Moving Hadoop Beyond Batch with Apache YARN ⇢
Interesting post by Arun Murthy on Apache Hadoop 2.0 and YARN. He makes an interesting case about enabling SQL IN Hadoop rather than ON TOP of Hadoop. Very interesting to see Hadoop 2.0 characterized as a ‘multi-application operating system.’
Fast forward to today, and we see that Hadoop’s momentum has continued and many more enterprises (not just web scale companies) want to store ALL incoming data in Hadoop, and then enable their users to interact with it in a host of different ways: batch, interactive, analyzing data streams as they arrive, and more. And most importantly, they need to be able to do this all simultaneously without any single application or query consuming all of the resources of the cluster to do so.

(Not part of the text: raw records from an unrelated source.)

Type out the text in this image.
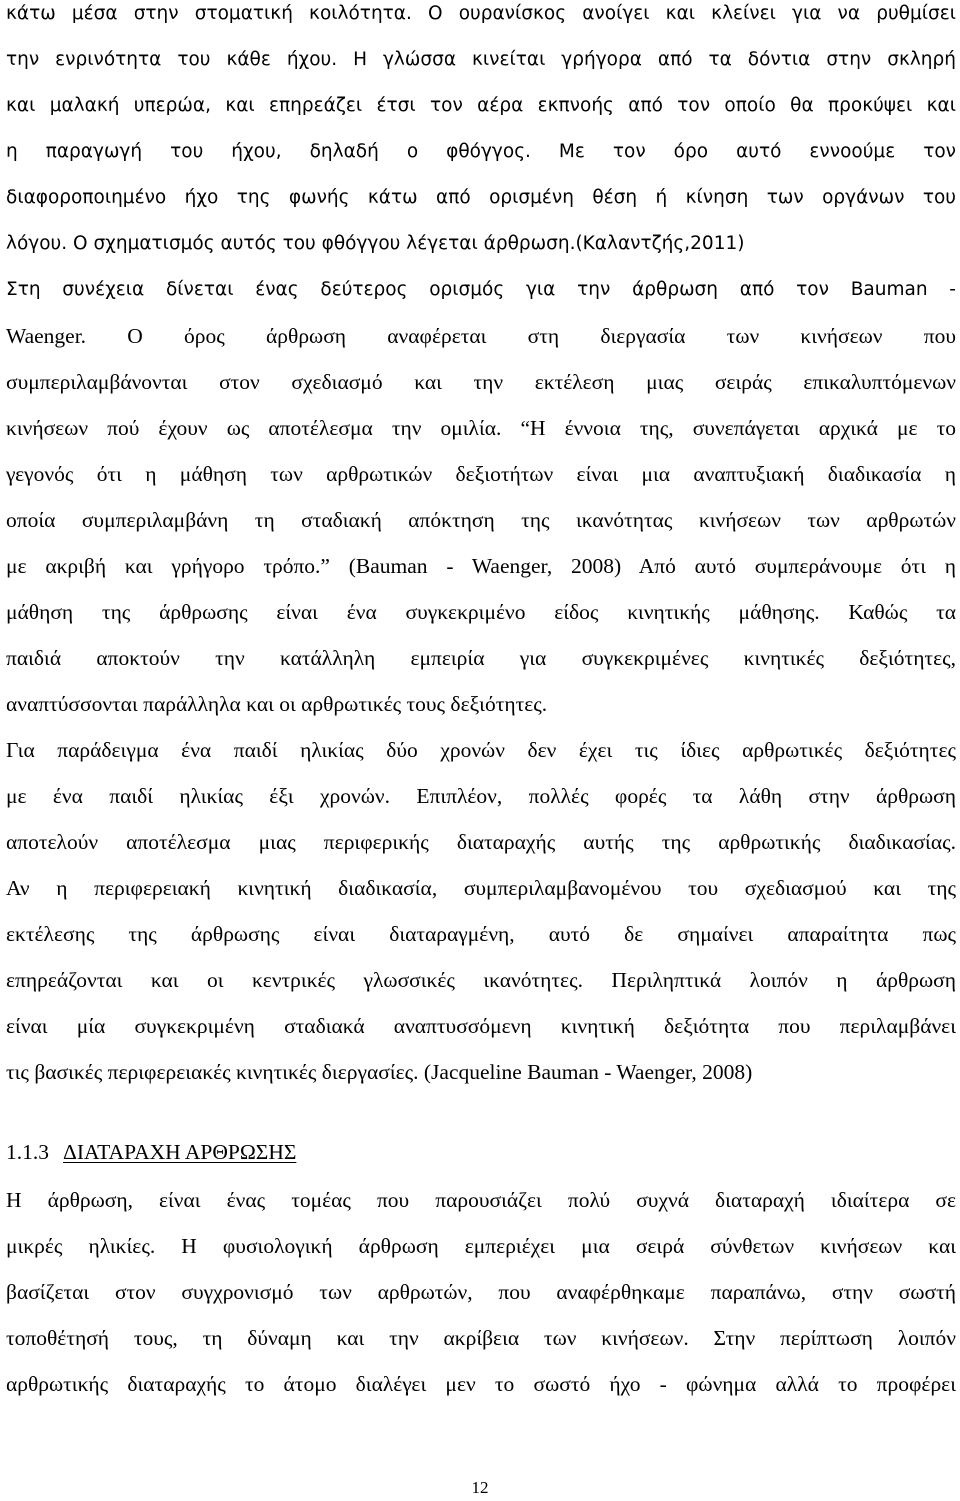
κάτω μέσα στην στοματική κοιλότητα. Ο ουρανίσκος ανοίγει και κλείνει για να ρυθμίσει
την ενρινότητα του κάθε ήχου. Η γλώσσα κινείται γρήγορα από τα δόντια στην σκληρή
και μαλακή υπερώα, και επηρεάζει έτσι τον αέρα εκπνοής από τον οποίο θα προκύψει και
η παραγωγή του ήχου, δηλαδή ο φθόγγος. Με τον όρο αυτό εννοούμε τον
διαφοροποιημένο ήχο της φωνής κάτω από ορισμένη θέση ή κίνηση των οργάνων του
λόγου. Ο σχηματισμός αυτός του φθόγγου λέγεται άρθρωση.(Καλαντζής,2011)
Στη συνέχεια δίνεται ένας δεύτερος ορισμός για την άρθρωση από τον Bauman -
Waenger. Ο όρος άρθρωση αναφέρεται στη διεργασία των κινήσεων που
συμπεριλαμβάνονται στον σχεδιασμό και την εκτέλεση μιας σειράς επικαλυπτόμενων
κινήσεων πού έχουν ως αποτέλεσμα την ομιλία. “Η έννοια της, συνεπάγεται αρχικά με το
γεγονός ότι η μάθηση των αρθρωτικών δεξιοτήτων είναι μια αναπτυξιακή διαδικασία η
οποία συμπεριλαμβάνη τη σταδιακή απόκτηση της ικανότητας κινήσεων των αρθρωτών
με ακριβή και γρήγορο τρόπο.” (Bauman - Waenger, 2008) Από αυτό συμπεράνουμε ότι η
μάθηση της άρθρωσης είναι ένα συγκεκριμένο είδος κινητικής μάθησης. Καθώς τα
παιδιά αποκτούν την κατάλληλη εμπειρία για συγκεκριμένες κινητικές δεξιότητες,
αναπτύσσονται παράλληλα και οι αρθρωτικές τους δεξιότητες.
Για παράδειγμα ένα παιδί ηλικίας δύο χρονών δεν έχει τις ίδιες αρθρωτικές δεξιότητες
με ένα παιδί ηλικίας έξι χρονών. Επιπλέον, πολλές φορές τα λάθη στην άρθρωση
αποτελούν αποτέλεσμα μιας περιφερικής διαταραχής αυτής της αρθρωτικής διαδικασίας.
Αν η περιφερειακή κινητική διαδικασία, συμπεριλαμβανομένου του σχεδιασμού και της
εκτέλεσης της άρθρωσης είναι διαταραγμένη, αυτό δε σημαίνει απαραίτητα πως
επηρεάζονται και οι κεντρικές γλωσσικές ικανότητες. Περιληπτικά λοιπόν η άρθρωση
είναι μία συγκεκριμένη σταδιακά αναπτυσσόμενη κινητική δεξιότητα που περιλαμβάνει
τις βασικές περιφερειακές κινητικές διεργασίες. (Jacqueline Bauman - Waenger, 2008)
1.1.3 ΔΙΑΤΑΡΑΧΗ ΑΡΘΡΩΣΗΣ
Η άρθρωση, είναι ένας τομέας που παρουσιάζει πολύ συχνά διαταραχή ιδιαίτερα σε
μικρές ηλικίες. Η φυσιολογική άρθρωση εμπεριέχει μια σειρά σύνθετων κινήσεων και
βασίζεται στον συγχρονισμό των αρθρωτών, που αναφέρθηκαμε παραπάνω, στην σωστή
τοποθέτησή τους, τη δύναμη και την ακρίβεια των κινήσεων. Στην περίπτωση λοιπόν
αρθρωτικής διαταραχής το άτομο διαλέγει μεν το σωστό ήχο - φώνημα αλλά το προφέρει
12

Nothing illustrates this dynamic more clearly than the current industry noise around SQL on Hadoop. All kinds of vendors are clamoring to provide better SQL access to data stored in Hadoop – and so they should, since SQL is understood by many users. Since Apache Hive has been the defacto SQL interface to Hadoop data for many years, we’ve found most users would like to continue to leverage the power of Hive in support of these additional interactive SQL use cases.
But by building SQL access on top of Hadoop, it just highlights the challenge of Hadoop being a single application system. For when I run a SQL query on that data, it could consume all the resources of the cluster and cause performance issues for the other applications and jobs running in the cluster – not a good outcome to say the least.